Coming into Spring Training, Johnny Barbato was an afterthought in the competition for an Opening Day bullpen spot. At least I thought so. The Yankees had a ton of bullpen candidates in camp, many of them with big league experience, and I figured they would get first dibs. Instead, Barbato out-pitched them all in camp, and won a spot on the roster.
Seven games into the season, Barbato already looks like a power reliever with some staying power, not someone who will spend his summer tracking mileage between Scranton and the Bronx. (Expense reports are such a pain.) His regular season numbers (3.1 IP, 1 H, 0 R, 1 BB, 5 K) are great, but they’re also still meaningless because the sample is so small. Barbato’s stuff and ability to locate is what makes him look so promising.
“First pitch was 95-96 mph. Second pitch was a buckler and I usually don’t buckle on breaking balls. Next pitch ground ball to first. Three pitches. Not a fun at-bat,” said Chris Colabello to George King when asked about facing Barbato following Wednesday’s game. Barbato allowed a two-out walk in an otherwise clean inning that night, and because the Yankees scored in the next half-inning, he picked up his first career win. That’s always cool.
New York acquired Barbato from the Padres for Shawn Kelley last offseason. He was a pretty big deal as a prospect back in the day — San Diego gave Barbato a $1.4M bonus as a sixth rounder in 2010 — because of his live arm, but he never did pick up a changeup, so he had to move to relief. Here is Baseball America’s scouting report (no subs. req’d) following the trade:
He pitches with mid-90s velocity and verve, attacking hitters with a live fastball that sinks and runs as it nears the plate. He throws a true curveball in the high 70s that features extreme break through the zone, and he locates and mixes his two pitches well enough to boast a career strikeout rate of 9.2 per nine innings.
That matches up with what we’ve seen from Barbato early this season and in Spring Training, right? The fastball is lively and his curveball has some very nice bend to it. (Here’s the GIF.) And he has verve. Verve is always good. The scouting report refers to Barbato as a two-pitch pitcher, however. There is no mention of his slider, a slider we’ve seen this year. To the action footage:
I do enjoy the little bunny hop following the release. Nice touch. I guess that’s the verve the scouting report was talking about.
Anyway, that’s a slider. Fight me if you think otherwise. I guess maybe it could be a cutter, but it’s no mid-90s four-seamer and it for sure is not a 70-something mile an hour curveball. That’s a pitch that is unaccounted for in the scouting reports. (There’s no mention of the slider in Baseball America’s write-ups over the years.)

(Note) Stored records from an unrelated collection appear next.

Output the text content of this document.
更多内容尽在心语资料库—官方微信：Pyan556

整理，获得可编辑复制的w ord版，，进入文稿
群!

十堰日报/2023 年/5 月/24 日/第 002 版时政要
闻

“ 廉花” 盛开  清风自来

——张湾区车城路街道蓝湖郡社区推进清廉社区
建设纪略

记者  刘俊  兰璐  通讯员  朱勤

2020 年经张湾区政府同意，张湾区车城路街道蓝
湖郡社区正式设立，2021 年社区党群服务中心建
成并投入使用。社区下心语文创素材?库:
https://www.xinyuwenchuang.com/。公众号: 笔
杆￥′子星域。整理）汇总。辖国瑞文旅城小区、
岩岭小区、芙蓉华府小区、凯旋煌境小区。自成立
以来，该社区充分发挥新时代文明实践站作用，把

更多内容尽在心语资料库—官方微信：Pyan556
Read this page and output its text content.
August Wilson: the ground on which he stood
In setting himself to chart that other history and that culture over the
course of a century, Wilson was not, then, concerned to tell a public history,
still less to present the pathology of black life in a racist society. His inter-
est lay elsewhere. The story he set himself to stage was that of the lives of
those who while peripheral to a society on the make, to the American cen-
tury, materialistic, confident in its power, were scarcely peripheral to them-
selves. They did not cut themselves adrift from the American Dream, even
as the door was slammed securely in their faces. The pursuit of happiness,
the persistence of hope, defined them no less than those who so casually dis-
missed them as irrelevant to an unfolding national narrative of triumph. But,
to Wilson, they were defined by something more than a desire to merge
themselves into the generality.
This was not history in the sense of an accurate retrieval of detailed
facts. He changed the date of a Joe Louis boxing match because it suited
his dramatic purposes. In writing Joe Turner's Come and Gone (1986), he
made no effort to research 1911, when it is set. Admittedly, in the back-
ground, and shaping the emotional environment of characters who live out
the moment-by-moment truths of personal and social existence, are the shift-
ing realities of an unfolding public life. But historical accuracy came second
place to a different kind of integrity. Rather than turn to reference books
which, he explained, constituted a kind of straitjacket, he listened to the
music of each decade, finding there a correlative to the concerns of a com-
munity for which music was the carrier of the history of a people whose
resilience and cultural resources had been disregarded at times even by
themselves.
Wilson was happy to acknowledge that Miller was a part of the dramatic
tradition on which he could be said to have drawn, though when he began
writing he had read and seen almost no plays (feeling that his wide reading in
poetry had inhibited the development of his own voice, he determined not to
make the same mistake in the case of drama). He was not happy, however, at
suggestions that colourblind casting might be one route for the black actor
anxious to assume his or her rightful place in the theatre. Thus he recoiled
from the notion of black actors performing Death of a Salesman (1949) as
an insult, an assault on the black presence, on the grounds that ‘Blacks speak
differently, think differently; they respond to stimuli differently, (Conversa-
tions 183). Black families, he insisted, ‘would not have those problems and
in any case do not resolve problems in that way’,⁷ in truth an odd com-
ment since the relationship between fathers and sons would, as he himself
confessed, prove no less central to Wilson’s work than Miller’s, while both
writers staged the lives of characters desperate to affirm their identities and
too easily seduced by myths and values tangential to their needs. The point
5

That pitch also did not exist until this year according to PitchFX, albeit in limited looks. The Padres hold Spring Training in Arizona, and several Cactus League ballparks are outfitted with PitchFX. Barbato also pitched in the Arizona Fall League a few years back. Here is the very limited PitchFX data we have on Johnny Boombatz, via Brooks Baseball:
See? The slider has come out of nowhere. It’s very possible Barbato was throwing it in the minors last year, but I can’t find any record of it. This appears to be a new pitch Barbato has added at some point since the trade, and that’s pretty cool. The Yankees are known to teach cutters — David Robertson is the best example, but others like Ian Clarkin and Manny Banuelos added the pitch as well — so it wouldn’t be unprecedented if Barbato added a similar pitch since the trade.
Right now Barbato is coming out of the bullpen with a mid-90s four-seamer, his trademark upper-70s curveball, and this new cutter/slider (slutter?) thing at 88-89 mph or so. He throws all three pitches regularly — he’s thrown 21.0% curves and 22.6% slutters so far — and his swing-and-miss rate is a healthy 15.7% in the super duper early going. Joe Girardi seems to trust Barbato too; he brought him into the sixth inning of a tie game against the Blue Jays on Wednesday. The first batter he faced was Troy Tulowitzki.
Last season the Yankees shuttled young relievers in and out of the bullpen every time a fresh arm was needed. And, for the most part, none of the shuttle relievers did anything to distinguish themselves. It’s a tough job, I get that, but no one came out throwing fire and left you wanting to see more. They came up, threw a few innings, then were sent back out and no one really cared. None of those guys did enough to impress the brain trust and stick around.
Barbato has already stood out in a way none of the shuttle relievers did last season. He took advantage of an opportunity in Spring Training and he’s carried that performance over into the regular season. He’s throwing strikes — it’s not uncommon for even the most polished minor leagues to lose the zone a bit early in their MLB careers — and missing bats. It’s early, but so far Barbato looks like someone who should stick around and not ride the shuttle.